Aquellas clases no me dejaron indiferente. No me acuerdo de ninguna de las moléculas del ciclo de Krebs, de cuáles son las temperaturas de las diferentes capas de la Tierra ni de las partes que tienen las angiospermas. Pero aquella historia del sistema inmunitario despertó en mí un gran interés. Tanto, que decidí estudiar inmunología en la universidad. Desde entonces, he aprendido aspectos impresionantes. Por ejemplo, que el equipo que formamos aquel curso escolar tiene un papel importantísimo en el cáncer. ¿Cómo no nos contó eso Carmen?

Por si teníamos poco trabajo, también debemos recorrer los tejidos en busca de células cancerígenas. En la mayoría de las ocasiones somos capaces de encontrarlas y matarlas. Sin embargo, las células malignas pueden engañarnos, por ejemplo, usando disfraces para que no las reconozcamos. Utilizando esta y otras estrategias, puede que consigan establecerse en alguna parte de nuestro cuerpo, se dividan de manera descontrolada y formen un tumor. Muchos científicos y científicas dedican su tiempo a investigar cuáles son estas estrategias porque, si consiguiéramos entenderlas, podríamos desarrollar lo que se conoce como inmunoterapias, consideradas clave para tratar el cáncer.

...el equipo que formamos aquel curso escolar tiene un papel importantísimo en el cáncer. ¿Cómo no nos contó eso Carmen?

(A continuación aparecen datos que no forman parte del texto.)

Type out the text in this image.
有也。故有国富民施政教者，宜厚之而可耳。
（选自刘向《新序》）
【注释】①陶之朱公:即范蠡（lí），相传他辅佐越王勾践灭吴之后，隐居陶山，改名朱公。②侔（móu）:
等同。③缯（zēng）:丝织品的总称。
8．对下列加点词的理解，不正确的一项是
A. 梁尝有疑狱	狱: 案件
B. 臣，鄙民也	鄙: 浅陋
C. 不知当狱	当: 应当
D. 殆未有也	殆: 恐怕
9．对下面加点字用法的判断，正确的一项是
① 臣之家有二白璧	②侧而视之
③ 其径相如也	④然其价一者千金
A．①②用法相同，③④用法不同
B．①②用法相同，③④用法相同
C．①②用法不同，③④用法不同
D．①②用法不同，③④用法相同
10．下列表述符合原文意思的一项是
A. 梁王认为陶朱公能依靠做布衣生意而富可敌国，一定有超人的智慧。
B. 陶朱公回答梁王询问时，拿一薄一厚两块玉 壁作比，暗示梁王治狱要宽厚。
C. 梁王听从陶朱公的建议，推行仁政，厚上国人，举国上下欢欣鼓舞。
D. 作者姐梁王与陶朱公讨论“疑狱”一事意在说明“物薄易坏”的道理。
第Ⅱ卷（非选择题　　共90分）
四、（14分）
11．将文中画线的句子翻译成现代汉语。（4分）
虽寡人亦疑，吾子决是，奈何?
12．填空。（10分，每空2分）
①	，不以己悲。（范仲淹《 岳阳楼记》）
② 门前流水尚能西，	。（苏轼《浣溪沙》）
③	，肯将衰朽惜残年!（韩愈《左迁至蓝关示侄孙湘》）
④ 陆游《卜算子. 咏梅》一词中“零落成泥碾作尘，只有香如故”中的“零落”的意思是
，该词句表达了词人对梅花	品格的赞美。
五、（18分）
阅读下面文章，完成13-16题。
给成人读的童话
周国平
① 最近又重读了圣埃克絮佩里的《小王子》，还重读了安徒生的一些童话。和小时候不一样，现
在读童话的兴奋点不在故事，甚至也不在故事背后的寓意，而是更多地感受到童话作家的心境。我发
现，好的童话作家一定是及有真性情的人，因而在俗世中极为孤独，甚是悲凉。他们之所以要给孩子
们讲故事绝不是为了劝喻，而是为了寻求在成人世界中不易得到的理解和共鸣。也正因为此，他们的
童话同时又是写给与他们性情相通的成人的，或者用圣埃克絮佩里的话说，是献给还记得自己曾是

A comienzos de la pandemia de COVID-19 me acordaba mucho de Mario. Hacía mucho tiempo que no lo veía, aunque no recordaba exactamente cuánto. Nuestros caminos se separaron en junio de aquel año y, poco después, él empezó a estudiar diseño e ilustración en la universidad. Me acordaba de él, además de por ser compañero y amigo al que admiro, porque pensaba que los macrófagos lo deberían estar pasando fatal con lo del coronavirus. Al fin y al cabo, son de los primeros en ver al patógeno (porque ya sabemos que son parte de la respuesta innata), así que pensaba que un bicho tan potente y nuevo como este no los estaría dejando indiferentes.

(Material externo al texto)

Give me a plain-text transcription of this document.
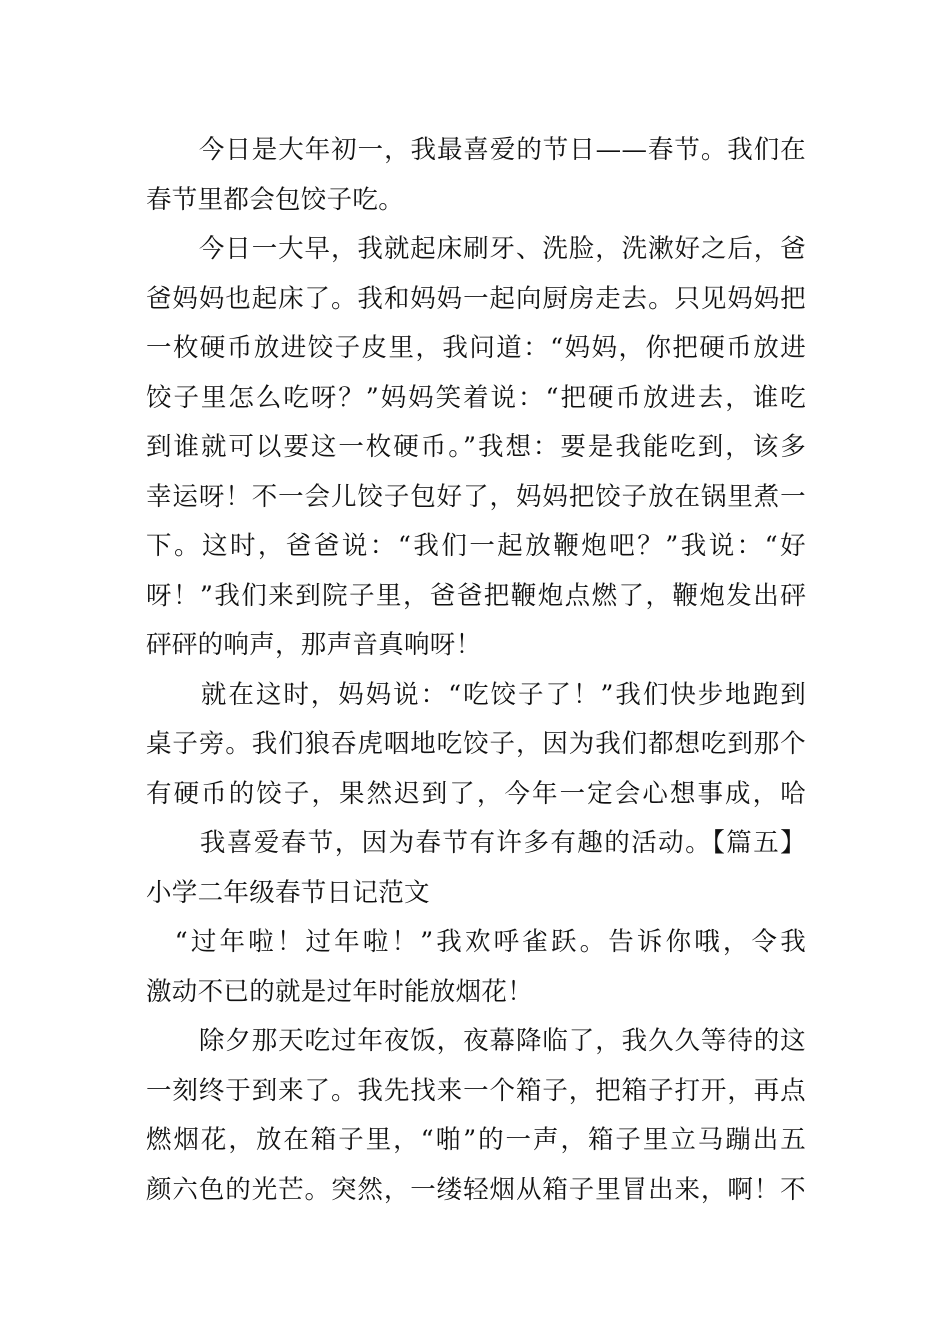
　　今日是大年初一，我最喜爱的节日——春节。我们在
春节里都会包饺子吃。
　　今日一大早，我就起床刷牙、洗脸，洗漱好之后，爸
爸妈妈也起床了。我和妈妈一起向厨房走去。只见妈妈把
一枚硬币放进饺子皮里，我问道：“妈妈，你把硬币放进
饺子里怎么吃呀？”妈妈笑着说：“把硬币放进去，谁吃
到谁就可以要这一枚硬币。”我想：要是我能吃到，该多
幸运呀！不一会儿饺子包好了，妈妈把饺子放在锅里煮一
下。这时，爸爸说：“我们一起放鞭炮吧？”我说：“好
呀！”我们来到院子里，爸爸把鞭炮点燃了，鞭炮发出砰
砰砰的响声，那声音真响呀！
　　就在这时，妈妈说：“吃饺子了！”我们快步地跑到
桌子旁。我们狼吞虎咽地吃饺子，因为我们都想吃到那个
有硬币的饺子，果然迟到了，今年一定会心想事成，哈
　　我喜爱春节，因为春节有许多有趣的活动。【篇五】
小学二年级春节日记范文
　“过年啦！过年啦！”我欢呼雀跃。告诉你哦，令我
激动不已的就是过年时能放烟花！
　　除夕那天吃过年夜饭，夜幕降临了，我久久等待的这
一刻终于到来了。我先找来一个箱子，把箱子打开，再点
燃烟花，放在箱子里，“啪”的一声，箱子里立马蹦出五
颜六色的光芒。突然，一缕轻烟从箱子里冒出来，啊！不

...las células malignas pueden engañarnos, por ejemplo, usando disfraces para que no las reconozcamos.

Una vez acabó el confinamiento, me aseguré de ver a Mario para que me contase sus hazañas vitales. Optamos por ir a una cafetería a desayunar donde, entre trago y bocado, recordamos con añoranza la época de los descansos en los pasillos y las clases de biología. Aproveché para preguntarle si me podía enseñar su porfolio, pues no todos los días se tiene en frente a un macrófago artista. Además, el último dibujo suyo que vi fue uno de los que decoraban los pupitres verdes del instituto. «Y supongo que habrán mejorado desde entonces», bromeaba.

Accedió a enseñármelo y, mientras navegaba por sus ilustraciones, me vino a la mente algo: «Oye, Mario, ¿por qué no hacemos algo juntos para Principia?».